Admit it: you watch reality TV on occasion – most of us do. It’s highly entertaining! You get to dive into someone else’s world – their families, choices, careers, etc. – without ever having to leave your living room. But what are the effects of this kind of voyeurism on our society?
One new study, done by the National Bureau of Economic Research, suggests that the recent decline in the teen pregnancy rate in the US – dropping 5.7 percent in 18 months – is at least partially caused by MTV reality shows such as “Teen Mom” and “16 and Pregnant.” It could be argued that these shows serve as warnings to all teenagers that life with a baby is not all it can sometimes be cracked up to be. It’s full of sleepless nights, big decisions, and it really shakes up the relationship between partners, especially if they’ve yet to finish high school, much less committed their lives to one another.
On the other hand, another study, published by Indiana University and Utah University, found that reality shows give teens an unrealistic, glamorized view of pregnancy and teen parenthood. The study reports that these shows make teen pregnancy seem too easy to deal with, especially since the stars of these shows are paid far more than average teen parents earn in a year. Financial hardship is one area that isn’t depicted much on these so-called “reality” shows.
These studies seem to contradict each other, but doesn’t that mirror our society’s love/hate relationship with reality TV? Just as much as it repulses us as we watch, it draws us right back in.
When I was pregnant with my daughter, I felt the reality TV pull.
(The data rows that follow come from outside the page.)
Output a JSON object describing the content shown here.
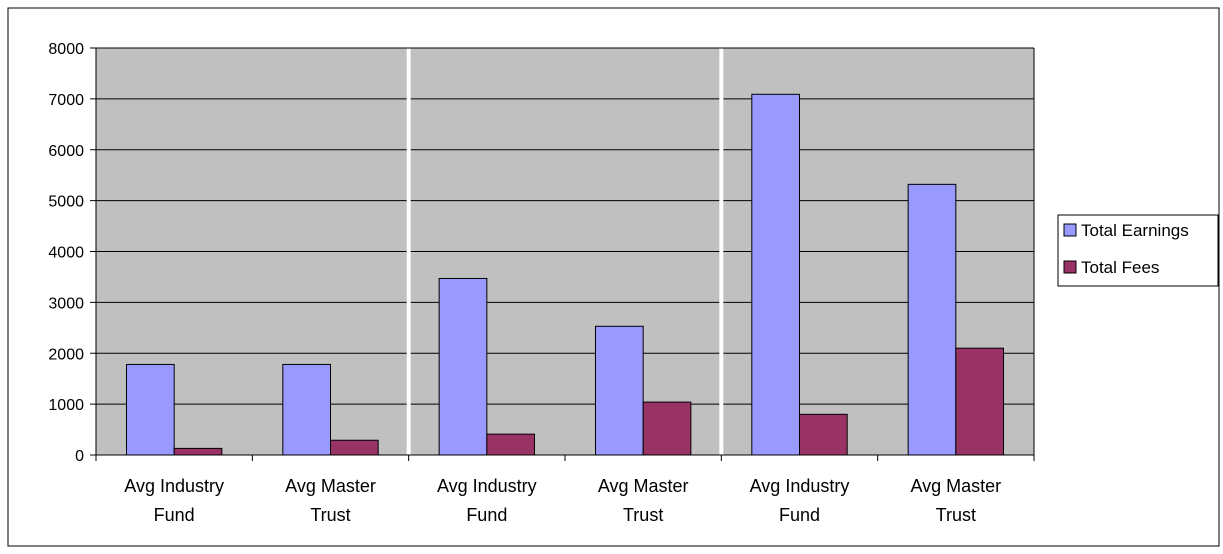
{
  "colors": {
    "plot_background": "#c0c0c0",
    "gridline": "#000000",
    "separator": "#ffffff",
    "earnings": "#9999ff",
    "fees": "#993366",
    "bar_border": "#000000"
  },
  "chart_data": {
    "type": "bar",
    "title": "",
    "xlabel": "",
    "ylabel": "",
    "ylim": [
      0,
      8000
    ],
    "yticks": [
      0,
      1000,
      2000,
      3000,
      4000,
      5000,
      6000,
      7000,
      8000
    ],
    "grid": true,
    "legend_position": "right",
    "categories": [
      [
        "Avg Industry",
        "Fund"
      ],
      [
        "Avg Master",
        "Trust"
      ],
      [
        "Avg Industry",
        "Fund"
      ],
      [
        "Avg Master",
        "Trust"
      ],
      [
        "Avg Industry",
        "Fund"
      ],
      [
        "Avg Master",
        "Trust"
      ]
    ],
    "series": [
      {
        "name": "Total Earnings",
        "color": "#9999ff",
        "values": [
          1780,
          1780,
          3470,
          2530,
          7090,
          5320
        ]
      },
      {
        "name": "Total Fees",
        "color": "#993366",
        "values": [
          130,
          290,
          410,
          1040,
          800,
          2100
        ]
      }
    ],
    "group_separators_after": [
      1,
      3
    ]
  }
}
Shows like TLC’s “A Baby Story,” which so many people specifically told me not to watch, drew me in. It made my imagination run wild as I thought about what my birth experience would be like.
But the thing is, it’s not realistic – not even close. An entire birth is summed up in the space of half an hour at the most. My daughter’s birth took 19 hours, and I would say that falls within a normal amount of time for a first baby. The show only features the most dramatic aspects of birth, which are a far cry from the usual hurry-up-and-wait reality of childbirth.
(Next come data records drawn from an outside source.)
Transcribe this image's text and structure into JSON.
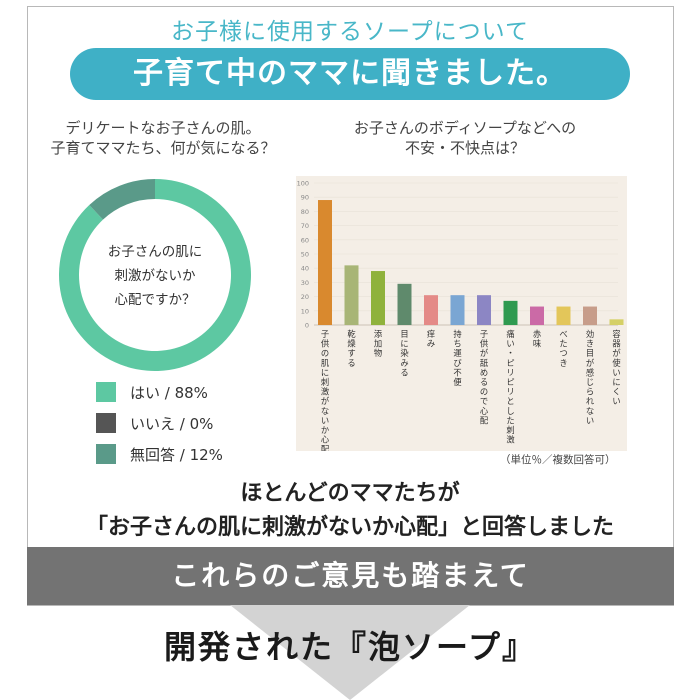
{
  "header": {
    "top_line": "お子様に使用するソープについて",
    "pill_text": "子育て中のママに聞きました。"
  },
  "left_panel": {
    "question_line1": "デリケートなお子さんの肌。",
    "question_line2": "子育てママたち、何が気になる？",
    "donut_text_line1": "お子さんの肌に",
    "donut_text_line2": "刺激がないか",
    "donut_text_line3": "心配ですか？",
    "legend": [
      {
        "label": "はい / 88%",
        "color": "#5dc8a2"
      },
      {
        "label": "いいえ / 0%",
        "color": "#555555"
      },
      {
        "label": "無回答 / 12%",
        "color": "#5a9a89"
      }
    ]
  },
  "right_panel": {
    "question_line1": "お子さんのボディソープなどへの",
    "question_line2": "不安・不快点は？",
    "unit_note": "（単位％／複数回答可）"
  },
  "chart_data": [
    {
      "type": "pie",
      "labels": [
        "はい",
        "いいえ",
        "無回答"
      ],
      "values": [
        88,
        0,
        12
      ],
      "colors": [
        "#5dc8a2",
        "#555555",
        "#5a9a89"
      ]
    },
    {
      "type": "bar",
      "categories": [
        "子供の肌に刺激がないか心配",
        "乾燥する",
        "添加物",
        "目に染みる",
        "痒み",
        "持ち運び不便",
        "子供が舐めるので心配",
        "痛い・ピリピリとした刺激",
        "赤味",
        "べたつき",
        "効き目が感じられない",
        "容器が使いにくい"
      ],
      "values": [
        88,
        42,
        38,
        29,
        21,
        21,
        21,
        17,
        13,
        13,
        13,
        4
      ],
      "colors": [
        "#d9892e",
        "#a8b576",
        "#8fb23c",
        "#5f8a6c",
        "#e48a87",
        "#7aa6d3",
        "#8c86c4",
        "#2f9a50",
        "#cb6aa6",
        "#e3c65a",
        "#c79d8a",
        "#d5d066"
      ],
      "yticks": [
        0,
        10,
        20,
        30,
        40,
        50,
        60,
        70,
        80,
        90,
        100
      ],
      "ylim": [
        0,
        100
      ]
    }
  ],
  "conclusion": {
    "line1": "ほとんどのママたちが",
    "line2": "「お子さんの肌に刺激がないか心配」と回答しました"
  },
  "banner_text": "これらのご意見も踏まえて",
  "bottom_text": "開発された『泡ソープ』"
}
Now, when my first-time-mom friends ask me what to do to prepare for birth, I recommend talking with other moms (especially ones who have had positive birth experiences), reading a blog called Birth Without Fear (which includes straightforward personal stories about birth that don’t seem sensationalized), and books like Ina May Gaskin’s “Guide to Childbirth” (which I feel reinforces women’s natural confidence in their ability to give birth naturally and fearlessly).
Preparing for the reality of having a baby is definitely important, but preparing for it through reality TV is always going to lead to mixed results. Reality TV just doesn't include accurate portrayals of birth or parenting – it would take way too long to fit every important detail and nuance of these topics into a TV time slot.
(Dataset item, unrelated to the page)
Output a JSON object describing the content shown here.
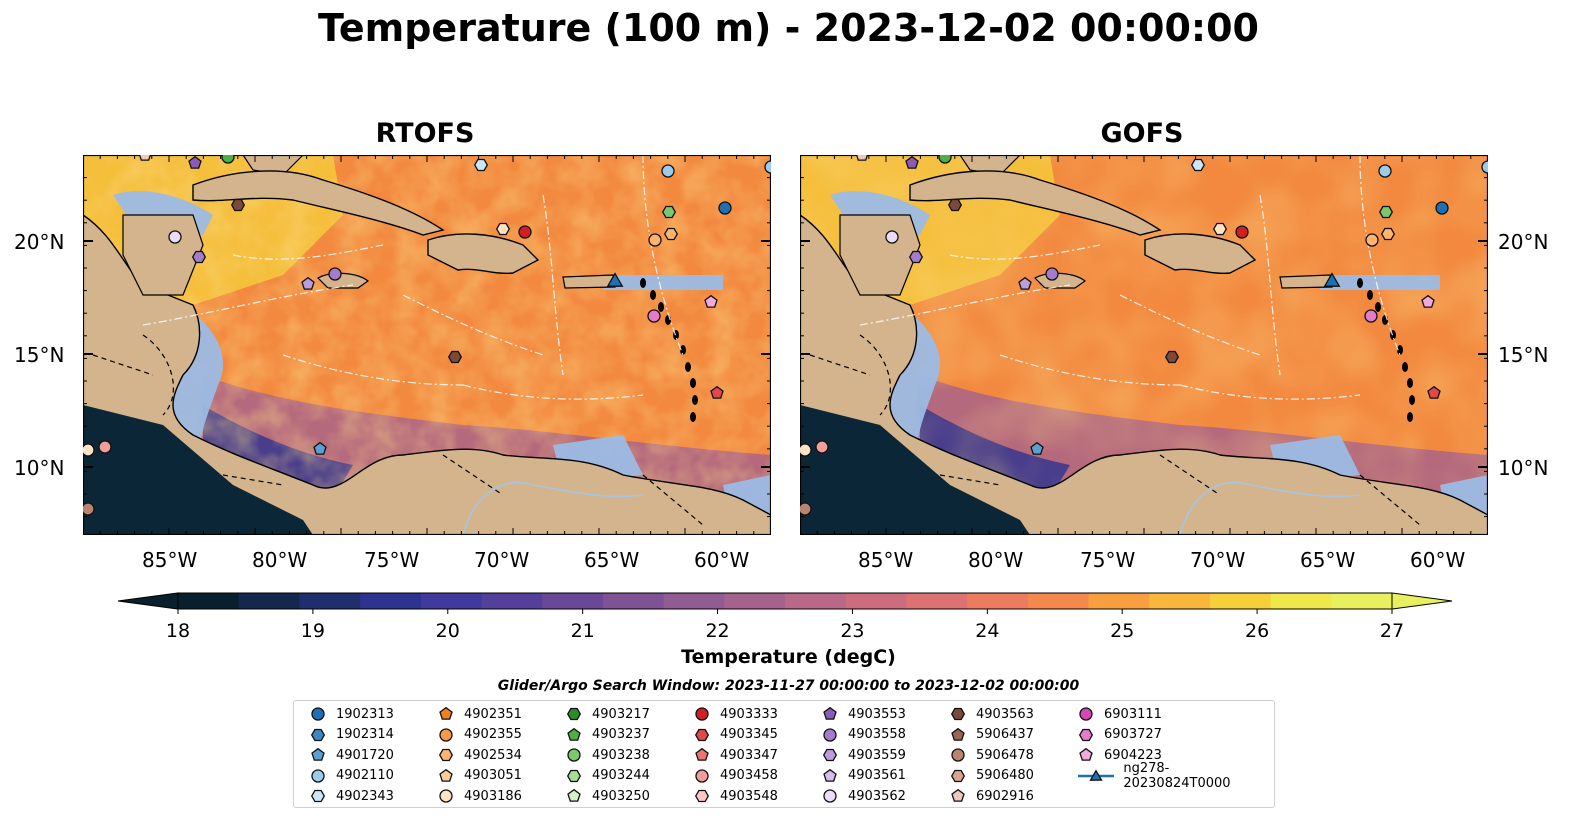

And all the makeup, lighting, and other production tricks make everything – even struggle – appear more glamorous than it actually is.
Reality TV gives us unnatural perceptions of what our lives should be like. It sets in motion unrealistic expectations (good and bad) that don't include the variables of everyday life because of scripts and production crews.
Reality is unpredictable – reality TV is much less so. Which will you choose to govern your life choices?